Mi pluma reporta aquí Kurushetra, pero no la llanura que cantara Krishna Dwaisampayana, el ascético hijo de Satyavati, sino el campo de batalla en el que nos liberamos de las guerras del pasado, y empezamos desde Cero. Hablo de la lucha de átomos fisionados torpemente en reactores nucleares contra almas rotas por la radiación, de fuerzas religiosamente armadas contra desnudos corazones, de desidias científico-tecnológicas y religiones medievales contra intestinos vacíos en plena descomposición. Miro a través de Cero como por un ojo de buey, buscando la apertura hacia otra cosa. Más allá no veo nada que no tenga que ser deliberadamente creado, y con grandes esfuerzos. Cruzando el río de las mayas e ilusiones que nos inyectamos para sobrevivir al mediodía de nuestra plena humanidad, hoy que los dioses descansan en el fondo de las aguas, ahogados por sus propios torbellinos de ideas estrechas, por sus emociones distorsionadas y egoístas, hoy, tras una infancia demasiado larga, se abre un camino sin nombre ni forma en el que siento latir una vieja intuición con pulso nuevo.

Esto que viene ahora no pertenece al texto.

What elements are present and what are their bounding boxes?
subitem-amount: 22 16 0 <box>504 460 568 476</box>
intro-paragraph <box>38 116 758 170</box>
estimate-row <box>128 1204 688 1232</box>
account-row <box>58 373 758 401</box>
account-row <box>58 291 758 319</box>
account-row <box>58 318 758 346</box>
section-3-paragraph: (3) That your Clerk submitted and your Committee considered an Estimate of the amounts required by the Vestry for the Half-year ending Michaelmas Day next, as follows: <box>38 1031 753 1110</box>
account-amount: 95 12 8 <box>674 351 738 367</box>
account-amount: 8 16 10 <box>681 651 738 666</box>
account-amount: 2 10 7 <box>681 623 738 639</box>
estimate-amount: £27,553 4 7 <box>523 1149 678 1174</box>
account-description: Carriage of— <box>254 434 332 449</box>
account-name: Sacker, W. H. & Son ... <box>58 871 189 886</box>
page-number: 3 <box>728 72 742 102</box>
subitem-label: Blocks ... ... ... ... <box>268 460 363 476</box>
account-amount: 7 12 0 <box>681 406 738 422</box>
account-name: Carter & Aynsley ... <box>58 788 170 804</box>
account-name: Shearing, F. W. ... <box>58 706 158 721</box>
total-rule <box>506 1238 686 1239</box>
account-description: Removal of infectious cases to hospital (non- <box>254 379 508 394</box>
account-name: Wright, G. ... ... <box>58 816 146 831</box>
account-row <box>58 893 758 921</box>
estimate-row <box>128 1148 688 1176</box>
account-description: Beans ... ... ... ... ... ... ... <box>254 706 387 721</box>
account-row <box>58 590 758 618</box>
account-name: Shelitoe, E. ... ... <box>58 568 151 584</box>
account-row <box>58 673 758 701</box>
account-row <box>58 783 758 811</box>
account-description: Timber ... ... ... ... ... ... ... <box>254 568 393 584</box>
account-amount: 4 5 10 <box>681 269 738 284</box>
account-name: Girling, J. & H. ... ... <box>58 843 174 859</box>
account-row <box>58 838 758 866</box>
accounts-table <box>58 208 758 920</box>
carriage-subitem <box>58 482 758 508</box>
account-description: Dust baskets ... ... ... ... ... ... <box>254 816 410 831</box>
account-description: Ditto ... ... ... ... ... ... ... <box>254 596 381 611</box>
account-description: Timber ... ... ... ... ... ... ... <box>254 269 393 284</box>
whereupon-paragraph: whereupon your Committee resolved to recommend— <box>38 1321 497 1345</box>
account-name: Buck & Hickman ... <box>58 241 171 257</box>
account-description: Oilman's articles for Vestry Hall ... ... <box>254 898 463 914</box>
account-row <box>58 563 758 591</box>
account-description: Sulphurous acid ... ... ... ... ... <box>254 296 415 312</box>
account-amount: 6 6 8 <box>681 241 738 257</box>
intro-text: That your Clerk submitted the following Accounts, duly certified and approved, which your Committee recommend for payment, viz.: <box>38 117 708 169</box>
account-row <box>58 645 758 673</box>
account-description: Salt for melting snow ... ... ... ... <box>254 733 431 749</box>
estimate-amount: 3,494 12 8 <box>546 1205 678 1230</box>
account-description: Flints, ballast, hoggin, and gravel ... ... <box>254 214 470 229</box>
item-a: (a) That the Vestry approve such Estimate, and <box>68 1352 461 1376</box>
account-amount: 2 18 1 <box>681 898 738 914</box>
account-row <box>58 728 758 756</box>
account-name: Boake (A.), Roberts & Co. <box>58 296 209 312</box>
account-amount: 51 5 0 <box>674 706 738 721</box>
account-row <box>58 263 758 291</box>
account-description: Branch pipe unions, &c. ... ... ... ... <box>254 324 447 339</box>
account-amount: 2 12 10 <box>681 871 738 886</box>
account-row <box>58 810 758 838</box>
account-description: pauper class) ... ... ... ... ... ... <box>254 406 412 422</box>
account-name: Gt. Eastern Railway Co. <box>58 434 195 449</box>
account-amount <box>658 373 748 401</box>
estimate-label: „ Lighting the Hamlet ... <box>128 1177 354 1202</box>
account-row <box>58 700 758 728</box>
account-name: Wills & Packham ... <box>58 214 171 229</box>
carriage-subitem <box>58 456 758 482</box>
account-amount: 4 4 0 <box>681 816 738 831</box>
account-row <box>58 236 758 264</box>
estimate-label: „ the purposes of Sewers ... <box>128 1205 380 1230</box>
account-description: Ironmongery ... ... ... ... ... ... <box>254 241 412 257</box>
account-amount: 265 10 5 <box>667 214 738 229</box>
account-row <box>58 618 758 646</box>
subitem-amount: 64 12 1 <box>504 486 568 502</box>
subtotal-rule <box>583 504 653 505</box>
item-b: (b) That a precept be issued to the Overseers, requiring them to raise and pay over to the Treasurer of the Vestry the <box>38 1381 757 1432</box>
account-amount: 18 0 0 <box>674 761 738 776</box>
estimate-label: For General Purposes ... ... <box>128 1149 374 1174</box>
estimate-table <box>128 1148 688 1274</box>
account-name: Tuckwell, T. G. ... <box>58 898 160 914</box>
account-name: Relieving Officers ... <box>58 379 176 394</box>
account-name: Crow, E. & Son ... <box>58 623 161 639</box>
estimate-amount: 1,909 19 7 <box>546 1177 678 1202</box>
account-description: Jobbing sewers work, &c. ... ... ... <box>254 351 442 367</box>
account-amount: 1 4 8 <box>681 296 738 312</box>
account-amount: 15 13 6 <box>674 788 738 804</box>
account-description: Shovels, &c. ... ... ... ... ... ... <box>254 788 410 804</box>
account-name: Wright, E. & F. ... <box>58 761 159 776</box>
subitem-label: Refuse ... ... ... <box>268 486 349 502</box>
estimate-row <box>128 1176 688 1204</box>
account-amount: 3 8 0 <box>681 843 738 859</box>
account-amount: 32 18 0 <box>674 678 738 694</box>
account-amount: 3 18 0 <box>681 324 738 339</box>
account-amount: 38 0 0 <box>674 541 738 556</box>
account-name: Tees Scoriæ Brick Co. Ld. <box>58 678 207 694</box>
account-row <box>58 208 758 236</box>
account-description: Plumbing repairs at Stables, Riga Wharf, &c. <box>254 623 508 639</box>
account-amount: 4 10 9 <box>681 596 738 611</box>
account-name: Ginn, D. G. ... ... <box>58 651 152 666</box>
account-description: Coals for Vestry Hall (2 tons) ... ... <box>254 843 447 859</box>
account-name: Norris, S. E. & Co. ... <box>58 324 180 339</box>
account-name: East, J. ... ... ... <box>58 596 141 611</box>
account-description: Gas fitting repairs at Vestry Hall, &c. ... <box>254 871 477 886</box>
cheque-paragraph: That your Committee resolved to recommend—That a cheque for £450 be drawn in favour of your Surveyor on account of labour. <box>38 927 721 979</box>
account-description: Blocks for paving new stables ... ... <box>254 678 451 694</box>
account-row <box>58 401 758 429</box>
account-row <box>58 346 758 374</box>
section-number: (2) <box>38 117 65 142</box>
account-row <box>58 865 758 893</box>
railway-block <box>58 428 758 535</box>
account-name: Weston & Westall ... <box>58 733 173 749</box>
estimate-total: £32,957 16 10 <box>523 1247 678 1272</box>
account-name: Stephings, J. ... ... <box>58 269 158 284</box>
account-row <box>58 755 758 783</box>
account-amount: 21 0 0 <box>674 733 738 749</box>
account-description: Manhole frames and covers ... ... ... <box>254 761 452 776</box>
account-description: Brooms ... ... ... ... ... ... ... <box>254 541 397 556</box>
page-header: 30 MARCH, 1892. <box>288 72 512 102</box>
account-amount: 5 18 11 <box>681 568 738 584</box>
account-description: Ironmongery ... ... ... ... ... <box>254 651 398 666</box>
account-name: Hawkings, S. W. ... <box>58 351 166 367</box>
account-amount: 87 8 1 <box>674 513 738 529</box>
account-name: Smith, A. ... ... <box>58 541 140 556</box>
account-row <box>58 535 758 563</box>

Quedan atrás todos los yoguis, los maestros y profetas. El namasté del leproso que junta sus muñones para arrancarme unas monedas ha hecho saltar por los aires todos los trances vegetales, las medias verdades, medias tintas, medio tontos, llenos de miedo, despertando en medio de una batalla que de todas formas nos mata. Miro a través de Cero como por una lupa que magnifica la dimensión de este instante, y enfoca sin distorsiones la representación de la miseria, el hambre y el desconsuelo. Sólo así podría soportarme a mí mismo. Todo sentido que cree para mi vida hoy tendrá que partir de Cero.